I have always wanted to be able to track the path that users take through the portal and get a better idea of their user journey. I created this proof of concept to see if I could firstly track the user’s path, and secondly display that data in a manner that is visually appealing.
After some research I discovered that sunburst charts are quite often used to display this type of data and I found some posts by people far more clever than I, who use the d3.js library to achieve these types of charts.
Armed with the above example I set about recreating it within ServiceNow and tracking users journeys within the service portal itself. The below video shows my proof of concept in action.
I use impersonation in an incognito browser to crudely simulate different users visiting the portal and taking somewhat different paths. For one of the user’s visits I start at “sc_home” instead of “index” to show how user’s journeys don’t always start on the same page (they may open via a link or a desktop shortcut). Hopefully it is enough to prove the concept works, but ideally a larger data set (like in the screenshot at the top of this article) would be nice to look at.
There are a number of areas that need some serious attention, namely:
- At the moment every page gets a random colour assigned on load. This leads to some colour clashes on occasion.
- Each journey is limited to displaying up to the first 6 steps (which is the same as the example I linked to above) – I assume this is for readability reasons.
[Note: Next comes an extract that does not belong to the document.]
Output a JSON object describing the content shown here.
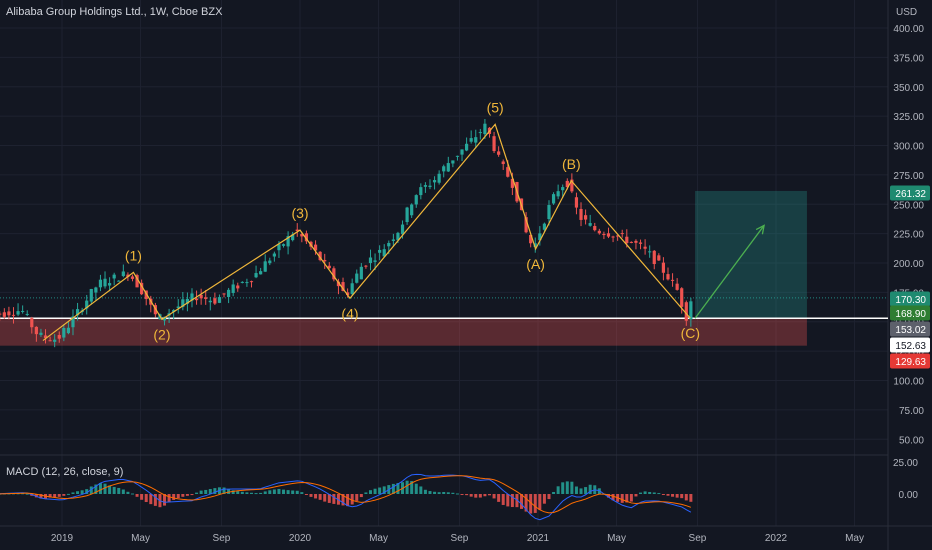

- As with most things service portal related it isn’t portal agnostic, so we can’t tell which portal the users used to hit those pages.
Although not shown in the video, I also coded it with a system property to denote a time in minutes that would constitute a new “journey”. In other words if a user hadn’t changed pages after X minutes, still has their browser open and then does change page it would create that as a new journey; if a user keeps changing pages within the X minutes window then those steps are tagged onto the same journey.
It was certainly fun to build out as a proof of concept.